Les États-Unis ne verseront aucun fonds à l'Iran après la signature de l'accord préliminaire, maintenant 25 milliards $ d'avoirs gelés alors que la fenêtre de négociation de 60 jours s'ouvre.
Les États-Unis ne verseront aucun fonds à l'Iran après la signature de l'accord préliminaire, maintenant 25 milliards $ d'avoirs gelés alors que la fenêtre de négociation de 60 jours s'ouvre.

Les États-Unis ne débloqueront aucun avoir iranien gelé après la signature de l'accord préliminaire, a déclaré un responsable américain, contrecarrant les attentes iraniennes d'un allègement immédiat des sanctions, alors que les prix du pétrole se stabilisaient autour de 83 $ le baril.
"Aucun fonds ne sera versé à l'Iran à la suite de la signature du mémorandum d'entente", a déclaré le responsable, démentant que des avoirs iraniens précédemment gelés aient été débloqués.
Cette clarification intervient après que le vice-ministre iranien des Affaires étrangères, Kazem Gharibabadi, a déclaré que l'allègement des sanctions serait discuté lors des futures négociations, tandis que le porte-parole du ministère des Affaires étrangères, Esmaïl Baghaï, a suggéré que l'Iran avait obtenu des engagements concernant l'accès éventuel aux avoirs gelés. Le Brent a chuté de près de 5 % pour s'établir autour de 83 $ le baril après l'annonce de l'accord dimanche, les marchés intégrant la réouverture potentielle du détroit d'Ormuz, qui assure environ 21 % du commerce pétrolier mondial.
L'impasse concernant les quelque 25 milliards $ d'avoirs iraniens gelés à l'étranger — bloqués par des sanctions internationales de longue date — menace de compliquer la période de négociation de 60 jours avant la signature d'un accord final. Le président Trump a insisté sur le fait que Téhéran ne recevra aucun allègement tant qu'il n'aura pas tenu ses engagements, tandis que l'Iran a conditionné l'ouverture des négociations à la tenue des promesses américaines, notamment le déblocage des avoirs.
L'allègement des sanctions reste le désaccord fondamental
La question de l'allègement des sanctions a été délibérément reportée dans le cadre préliminaire, qui se concentre sur la réouverture du détroit d'Ormuz et l'instauration d'un cessez-le-feu de 60 jours. Le ministre iranien des Affaires étrangères, Abbas Araghchi, a déclaré lundi que les négociations porteront sur l'assouplissement des sanctions économiques américaines et la limitation du programme nucléaire de Téhéran — deux questions sur lesquelles aucune des deux parties n'a montré une grande volonté de compromis.

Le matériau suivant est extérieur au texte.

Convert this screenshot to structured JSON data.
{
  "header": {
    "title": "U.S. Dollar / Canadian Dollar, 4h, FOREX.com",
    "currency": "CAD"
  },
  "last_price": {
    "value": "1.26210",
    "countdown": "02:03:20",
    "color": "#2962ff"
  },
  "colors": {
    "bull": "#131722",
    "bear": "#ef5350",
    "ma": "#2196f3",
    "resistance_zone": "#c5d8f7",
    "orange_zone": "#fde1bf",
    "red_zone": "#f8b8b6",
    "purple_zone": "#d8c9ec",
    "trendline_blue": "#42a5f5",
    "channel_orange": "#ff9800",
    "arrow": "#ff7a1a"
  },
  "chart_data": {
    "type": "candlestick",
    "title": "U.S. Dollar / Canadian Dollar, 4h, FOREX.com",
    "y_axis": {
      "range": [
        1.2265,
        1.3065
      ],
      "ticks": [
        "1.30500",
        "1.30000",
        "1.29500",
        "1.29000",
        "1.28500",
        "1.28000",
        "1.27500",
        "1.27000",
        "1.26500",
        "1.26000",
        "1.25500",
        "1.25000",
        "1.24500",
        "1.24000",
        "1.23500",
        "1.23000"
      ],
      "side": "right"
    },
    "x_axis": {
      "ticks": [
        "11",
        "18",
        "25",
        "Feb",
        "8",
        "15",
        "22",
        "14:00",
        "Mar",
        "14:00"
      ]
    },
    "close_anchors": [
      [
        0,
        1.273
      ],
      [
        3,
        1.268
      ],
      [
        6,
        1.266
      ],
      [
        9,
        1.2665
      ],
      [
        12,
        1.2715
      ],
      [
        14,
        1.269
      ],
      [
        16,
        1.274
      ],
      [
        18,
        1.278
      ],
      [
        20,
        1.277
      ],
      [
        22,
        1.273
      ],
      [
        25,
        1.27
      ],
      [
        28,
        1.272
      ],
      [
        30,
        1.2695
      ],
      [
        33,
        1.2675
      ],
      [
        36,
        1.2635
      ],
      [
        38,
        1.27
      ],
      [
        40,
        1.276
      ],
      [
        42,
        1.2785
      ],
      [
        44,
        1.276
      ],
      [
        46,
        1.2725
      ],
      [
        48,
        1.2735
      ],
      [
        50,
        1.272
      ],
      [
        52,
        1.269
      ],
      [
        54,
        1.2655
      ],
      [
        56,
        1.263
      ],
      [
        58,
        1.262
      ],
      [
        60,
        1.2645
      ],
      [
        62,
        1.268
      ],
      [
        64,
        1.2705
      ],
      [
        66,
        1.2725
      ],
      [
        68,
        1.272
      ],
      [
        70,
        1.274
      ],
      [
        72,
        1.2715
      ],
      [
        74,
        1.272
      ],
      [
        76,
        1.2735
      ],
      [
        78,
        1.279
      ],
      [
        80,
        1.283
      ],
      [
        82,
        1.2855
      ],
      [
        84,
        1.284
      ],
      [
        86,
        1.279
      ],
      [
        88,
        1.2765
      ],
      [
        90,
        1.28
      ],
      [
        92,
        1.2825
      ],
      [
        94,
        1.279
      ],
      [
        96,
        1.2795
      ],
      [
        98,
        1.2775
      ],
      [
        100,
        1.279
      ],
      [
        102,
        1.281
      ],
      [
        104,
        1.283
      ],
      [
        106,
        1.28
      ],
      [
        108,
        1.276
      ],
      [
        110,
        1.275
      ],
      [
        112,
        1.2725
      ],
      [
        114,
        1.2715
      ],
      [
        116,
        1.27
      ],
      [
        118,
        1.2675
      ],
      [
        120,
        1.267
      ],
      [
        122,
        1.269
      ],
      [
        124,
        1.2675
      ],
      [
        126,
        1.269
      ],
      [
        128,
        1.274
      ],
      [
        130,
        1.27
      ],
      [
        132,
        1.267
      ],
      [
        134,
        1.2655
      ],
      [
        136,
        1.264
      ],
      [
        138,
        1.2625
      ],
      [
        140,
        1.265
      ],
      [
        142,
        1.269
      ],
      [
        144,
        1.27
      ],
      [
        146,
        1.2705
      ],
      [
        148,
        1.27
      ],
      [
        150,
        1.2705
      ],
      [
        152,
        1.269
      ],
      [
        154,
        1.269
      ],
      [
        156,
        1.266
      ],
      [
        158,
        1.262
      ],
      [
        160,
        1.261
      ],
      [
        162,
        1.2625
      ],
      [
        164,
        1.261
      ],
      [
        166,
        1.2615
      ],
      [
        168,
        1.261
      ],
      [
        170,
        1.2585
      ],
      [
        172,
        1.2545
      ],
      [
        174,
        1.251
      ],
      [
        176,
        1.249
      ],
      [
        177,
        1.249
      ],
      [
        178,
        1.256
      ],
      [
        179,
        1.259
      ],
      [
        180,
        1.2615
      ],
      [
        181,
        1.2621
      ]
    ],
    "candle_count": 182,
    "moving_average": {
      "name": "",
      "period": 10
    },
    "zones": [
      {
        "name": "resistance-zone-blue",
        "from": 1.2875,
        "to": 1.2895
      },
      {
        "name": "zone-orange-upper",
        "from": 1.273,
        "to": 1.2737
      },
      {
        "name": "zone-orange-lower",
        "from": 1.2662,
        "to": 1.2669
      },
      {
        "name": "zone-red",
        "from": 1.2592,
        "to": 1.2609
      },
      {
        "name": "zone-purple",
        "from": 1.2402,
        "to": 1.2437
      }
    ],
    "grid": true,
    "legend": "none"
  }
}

La dernière fois que les États-Unis ont négocié un accord nucléaire complet avec l'Iran en 2015, l'allègement des sanctions a débloqué environ 100 milliards $ d'avoirs gelés et permis à l'Iran de reprendre ses exportations de pétrole, stimulant son économie d'environ 7 % l'année suivante. Trump s'est retiré de cet accord en 2018 et l'a vivement critiqué depuis, rendant tout arrangement similaire politiquement délicat.
Les implications pour les marchés dépendent de l'offre de pétrole
La clarification américaine sur les avoirs gelés réduit la probabilité d'un retour rapide du pétrole brut iranien sur les marchés mondiaux, soutenant les prix du pétrole qui avaient chuté après l'annonce de l'accord. L'Iran produisait environ 3,2 millions de barils par jour avant la guerre, et tout retour durable de cette offre exercerait une pression sur la discipline de production de l'OPEP+.

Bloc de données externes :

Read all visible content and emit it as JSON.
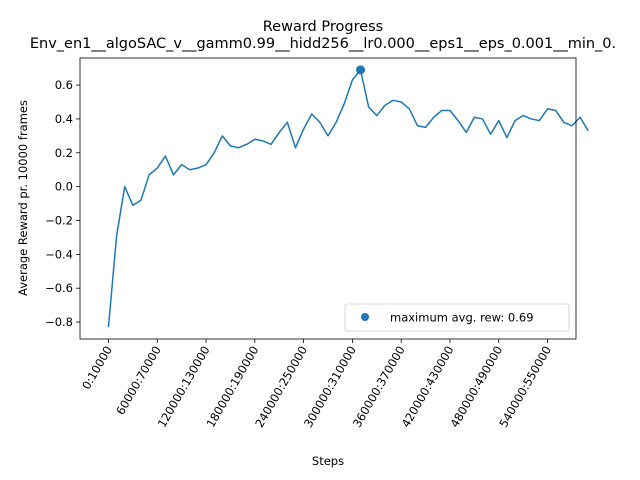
{
  "chart_data": {
    "type": "line",
    "title": "Reward Progress",
    "subtitle": "Env_en1__algoSAC_v__gamm0.99__hidd256__lr0.000__eps1__eps_0.001__min_0.",
    "xlabel": "Steps",
    "ylabel": "Average Reward pr. 10000 frames",
    "ylim": [
      -0.9,
      0.76
    ],
    "xlim": [
      -3.5,
      57.5
    ],
    "grid": false,
    "legend_position": "bottom-right",
    "series_color": "#1f77b4",
    "yticks": [
      -0.8,
      -0.6,
      -0.4,
      -0.2,
      0.0,
      0.2,
      0.4,
      0.6
    ],
    "ytick_labels": [
      "−0.8",
      "−0.6",
      "−0.4",
      "−0.2",
      "0.0",
      "0.2",
      "0.4",
      "0.6"
    ],
    "xticks": [
      0,
      6,
      12,
      18,
      24,
      30,
      36,
      42,
      48,
      54
    ],
    "xtick_labels": [
      "0:10000",
      "60000:70000",
      "120000:130000",
      "180000:190000",
      "240000:250000",
      "300000:310000",
      "360000:370000",
      "420000:430000",
      "480000:490000",
      "540000:550000"
    ],
    "series": [
      {
        "values": [
          -0.83,
          -0.29,
          0.0,
          -0.11,
          -0.08,
          0.07,
          0.11,
          0.18,
          0.07,
          0.13,
          0.1,
          0.11,
          0.13,
          0.2,
          0.3,
          0.24,
          0.23,
          0.25,
          0.28,
          0.27,
          0.25,
          0.32,
          0.38,
          0.23,
          0.34,
          0.43,
          0.38,
          0.3,
          0.38,
          0.49,
          0.63,
          0.69,
          0.47,
          0.42,
          0.48,
          0.51,
          0.5,
          0.46,
          0.36,
          0.35,
          0.41,
          0.45,
          0.45,
          0.39,
          0.32,
          0.41,
          0.4,
          0.31,
          0.39,
          0.29,
          0.39,
          0.42,
          0.4,
          0.39,
          0.46,
          0.45,
          0.38,
          0.36,
          0.41,
          0.33
        ]
      }
    ],
    "max_point": {
      "x": 31,
      "y": 0.69
    },
    "legend": {
      "label": "maximum avg. rew: 0.69"
    }
  }
}
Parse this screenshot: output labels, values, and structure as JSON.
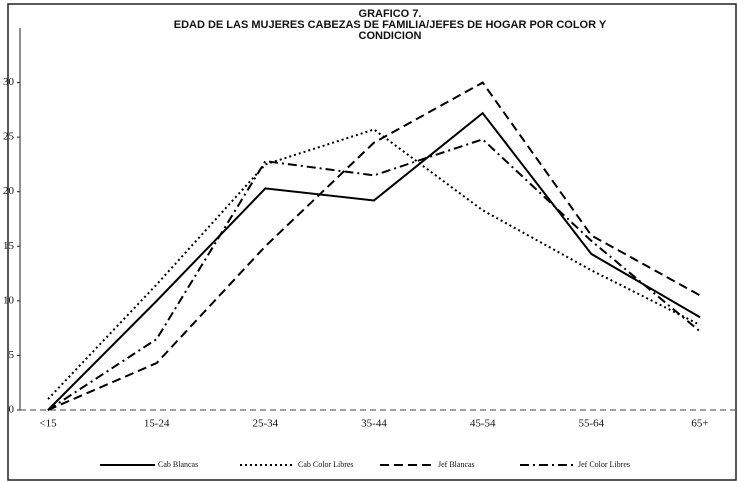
{
  "chart_data": {
    "type": "line",
    "title": [
      "GRAFICO 7.",
      "EDAD DE LAS MUJERES CABEZAS DE FAMILIA/JEFES DE HOGAR POR COLOR Y",
      "CONDICION"
    ],
    "categories": [
      "<15",
      "15-24",
      "25-34",
      "35-44",
      "45-54",
      "55-64",
      "65+"
    ],
    "series": [
      {
        "name": "Cab Blancas",
        "color": "#000000",
        "dash": "none",
        "values": [
          0,
          10,
          20.3,
          19.2,
          27.2,
          14.3,
          8.5
        ]
      },
      {
        "name": "Cab Color Libres",
        "color": "#000000",
        "dash": "2 3",
        "values": [
          1,
          11.5,
          22.5,
          25.7,
          18.3,
          12.8,
          7.8
        ]
      },
      {
        "name": "Jef Blancas",
        "color": "#000000",
        "dash": "9 5",
        "values": [
          0,
          4.3,
          15,
          24.5,
          30,
          16,
          10.5
        ]
      },
      {
        "name": "Jef Color Libres",
        "color": "#000000",
        "dash": "9 4 2 4",
        "values": [
          0,
          6.5,
          22.8,
          21.5,
          24.8,
          15.5,
          7.2
        ]
      }
    ],
    "ylim": [
      0,
      35
    ],
    "yticks": [
      0,
      5,
      10,
      15,
      20,
      25,
      30
    ],
    "grid": false,
    "legend": "bottom"
  }
}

Les prix de l'or ont légèrement augmenté lundi, l'incertitude concernant l'allègement des sanctions maintenant les primes de risque géopolitique, tandis que l'indice du dollar américain est resté stable, les traders évaluant les implications d'une période de négociation prolongée. L'accord doit être signé vendredi à Genève, le délai de 60 jours commençant après cette date.